Now, my life — despite the therapists who cried when they heard it, or the others who thought mine was the saddest story they had ever heard, reasons I don’t do therapy, I can’t worry about someone feeling bad when I am trying to deal with my issues — has not been all doom and gloom.

My senior year was spent in Paris.  Since moving to Washington, DC, I have worked for both the House and the Senate, the White House (the internship and then as Advance Staff – the latter sent me to many states and countries), four presidential cycles and many campaigns.  I spent two years working at RCA Victor as a publicist and accidentally walked on stage while they were filming the Grammies.  I spent another two years at the UN. My work has let me meet some extraordinary people and see amazing things.  I have trekked to Everest Base Camp, climbed Kilimanjaro and camped in the Serengeti.  Last year, I started a new hobby — stand-up comedy.

But the experiences of my youth remain part of me.  Some of the traits these experiences gave me have been both good and bad.  I have a real problem with authority figures.   I have an intense allergy to bullies and like to think I do the right thing when I see others abusing their power.  This often gets me into trouble and I think I may get so riled up because I could never stand up  for myself as a kid.  When I was mugged a few years I chased the guy and caught him.  Unfortunately, I didn’t know what to do with him once I caught him.  I bit someone in the first grade and hit someone once in a bar in college during Monday Night Football (I am a Niners fan and he called me a “Frisco dyke” — the dyke part didn’t bother me but I do not tolerate anyone calling the city I spent 1/3 of my teens in, “Frisco”).  I am not a violent person.  Angry, maybe.  Violent, no.

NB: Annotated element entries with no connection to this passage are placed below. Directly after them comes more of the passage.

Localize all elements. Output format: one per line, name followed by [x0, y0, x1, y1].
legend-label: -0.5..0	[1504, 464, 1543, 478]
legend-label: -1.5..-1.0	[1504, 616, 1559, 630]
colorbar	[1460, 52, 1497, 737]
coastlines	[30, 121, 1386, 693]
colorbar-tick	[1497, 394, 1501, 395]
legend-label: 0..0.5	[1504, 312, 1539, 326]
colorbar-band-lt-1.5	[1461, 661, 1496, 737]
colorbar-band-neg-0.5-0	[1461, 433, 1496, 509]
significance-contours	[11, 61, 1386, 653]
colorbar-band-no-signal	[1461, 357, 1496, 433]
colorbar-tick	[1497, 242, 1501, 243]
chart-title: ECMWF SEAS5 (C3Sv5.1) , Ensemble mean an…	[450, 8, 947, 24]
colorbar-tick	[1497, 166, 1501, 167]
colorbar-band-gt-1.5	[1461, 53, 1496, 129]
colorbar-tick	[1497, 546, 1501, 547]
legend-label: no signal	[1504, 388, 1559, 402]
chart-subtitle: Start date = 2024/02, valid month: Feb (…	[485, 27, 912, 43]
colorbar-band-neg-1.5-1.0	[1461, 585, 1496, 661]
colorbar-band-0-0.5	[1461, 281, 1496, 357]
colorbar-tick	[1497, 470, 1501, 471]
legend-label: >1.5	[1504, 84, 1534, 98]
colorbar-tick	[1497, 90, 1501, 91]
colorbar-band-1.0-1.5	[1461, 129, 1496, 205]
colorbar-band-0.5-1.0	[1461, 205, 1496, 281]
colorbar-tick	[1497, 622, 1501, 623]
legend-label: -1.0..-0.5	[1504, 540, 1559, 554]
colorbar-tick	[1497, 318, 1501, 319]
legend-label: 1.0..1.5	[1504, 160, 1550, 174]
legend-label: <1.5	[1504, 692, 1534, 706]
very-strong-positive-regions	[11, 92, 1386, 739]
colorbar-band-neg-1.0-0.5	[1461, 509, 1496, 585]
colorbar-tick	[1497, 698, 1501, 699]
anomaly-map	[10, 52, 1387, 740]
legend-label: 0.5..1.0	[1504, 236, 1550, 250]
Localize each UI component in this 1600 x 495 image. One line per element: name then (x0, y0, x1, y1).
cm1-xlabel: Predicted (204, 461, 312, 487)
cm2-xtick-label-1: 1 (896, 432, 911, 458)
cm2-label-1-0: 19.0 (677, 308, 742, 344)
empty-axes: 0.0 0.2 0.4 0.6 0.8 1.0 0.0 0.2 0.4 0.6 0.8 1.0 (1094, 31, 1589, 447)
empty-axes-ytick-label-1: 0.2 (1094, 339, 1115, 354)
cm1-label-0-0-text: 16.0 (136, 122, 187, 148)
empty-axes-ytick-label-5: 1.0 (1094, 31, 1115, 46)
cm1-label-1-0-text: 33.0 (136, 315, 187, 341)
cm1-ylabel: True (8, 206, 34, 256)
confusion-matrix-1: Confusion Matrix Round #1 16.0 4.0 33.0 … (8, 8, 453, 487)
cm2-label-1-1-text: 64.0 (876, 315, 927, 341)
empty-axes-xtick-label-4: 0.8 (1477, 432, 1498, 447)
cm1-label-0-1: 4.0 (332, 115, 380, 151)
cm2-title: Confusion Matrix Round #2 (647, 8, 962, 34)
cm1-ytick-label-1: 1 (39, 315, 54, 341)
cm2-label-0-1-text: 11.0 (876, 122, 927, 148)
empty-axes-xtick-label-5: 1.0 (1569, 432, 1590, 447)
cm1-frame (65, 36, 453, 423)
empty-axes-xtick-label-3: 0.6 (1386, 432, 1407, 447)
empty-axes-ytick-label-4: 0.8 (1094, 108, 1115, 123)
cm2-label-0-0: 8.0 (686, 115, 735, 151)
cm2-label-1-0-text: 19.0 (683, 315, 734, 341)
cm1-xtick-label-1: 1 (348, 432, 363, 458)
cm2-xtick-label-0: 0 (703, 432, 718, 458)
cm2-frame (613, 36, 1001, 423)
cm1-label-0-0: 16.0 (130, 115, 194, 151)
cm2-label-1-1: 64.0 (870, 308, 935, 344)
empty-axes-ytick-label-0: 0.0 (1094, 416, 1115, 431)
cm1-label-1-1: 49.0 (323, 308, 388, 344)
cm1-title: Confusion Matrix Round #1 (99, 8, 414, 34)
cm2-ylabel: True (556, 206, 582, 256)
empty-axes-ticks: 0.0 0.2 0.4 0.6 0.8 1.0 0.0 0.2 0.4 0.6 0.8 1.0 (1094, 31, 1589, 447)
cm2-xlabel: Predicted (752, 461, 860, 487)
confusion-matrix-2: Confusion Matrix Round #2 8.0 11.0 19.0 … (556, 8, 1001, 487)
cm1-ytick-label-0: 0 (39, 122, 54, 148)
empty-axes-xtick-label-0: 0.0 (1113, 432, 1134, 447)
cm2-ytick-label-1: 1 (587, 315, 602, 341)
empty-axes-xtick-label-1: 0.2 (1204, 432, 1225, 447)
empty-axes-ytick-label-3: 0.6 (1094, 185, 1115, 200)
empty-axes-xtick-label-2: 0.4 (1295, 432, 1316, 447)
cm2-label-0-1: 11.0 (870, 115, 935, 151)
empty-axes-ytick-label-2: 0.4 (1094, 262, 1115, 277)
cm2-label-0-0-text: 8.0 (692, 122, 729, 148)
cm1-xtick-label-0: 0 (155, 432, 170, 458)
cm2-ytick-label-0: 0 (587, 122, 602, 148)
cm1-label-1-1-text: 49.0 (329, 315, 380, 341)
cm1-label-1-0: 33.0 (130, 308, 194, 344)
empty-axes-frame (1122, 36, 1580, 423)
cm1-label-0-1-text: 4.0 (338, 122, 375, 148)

My self-esteem comes and goes.  I have huge trust issues and never want to get married.  Date, yes.  Marry, no.  I don’t want anyone to control my life but me.  And I am angry.  It has faded but it’s still there, maybe it hasn’t even faded, just gone dormant, like a sleeping volcano.

I am on better terms with my mother but remnants of the walls I built to protect me from the hurt she caused are still visible.  I remain a bit guarded around her and probably always will.  This is going to make me sound cold but when we buried my grandmother she sobbed and someone else had to comfort her.  I went totally numb.  I didn’t cry for my grandmother or sooth my mother.  I felt nothing.

They say time heals all wounds but when they are inflicted at such a young age and that are allowed to continue for such a lengthy time never really heal all the way.  In both my case and the cases of these boys, the added injury inflicted when the adults around them refused to step in, only magnifies the problem.  I saw Patrick McDonald from Rape, Abuse and Incest National Network (RAINN) on Hardball tonight.  He said that child victims of abuse like this feel isolated and alone when the adults abdicate their responsibility.  I know I felt that way and am sure these boys feel this way.

Penn State needs to fire anyone who knew about this.  I cannot understand how any organization can tolerate people who knowingly look the other way when kids’ safety is at risk.

RAINN’s online hotline can be found here.  More information about the organization can be found here.

Note:  I wrote this because I think kids find it harder to go to someone because of the isolation they feel but also because they are embarrassed.  I was.  And once I was past it, I wanted to forget it but I never really can.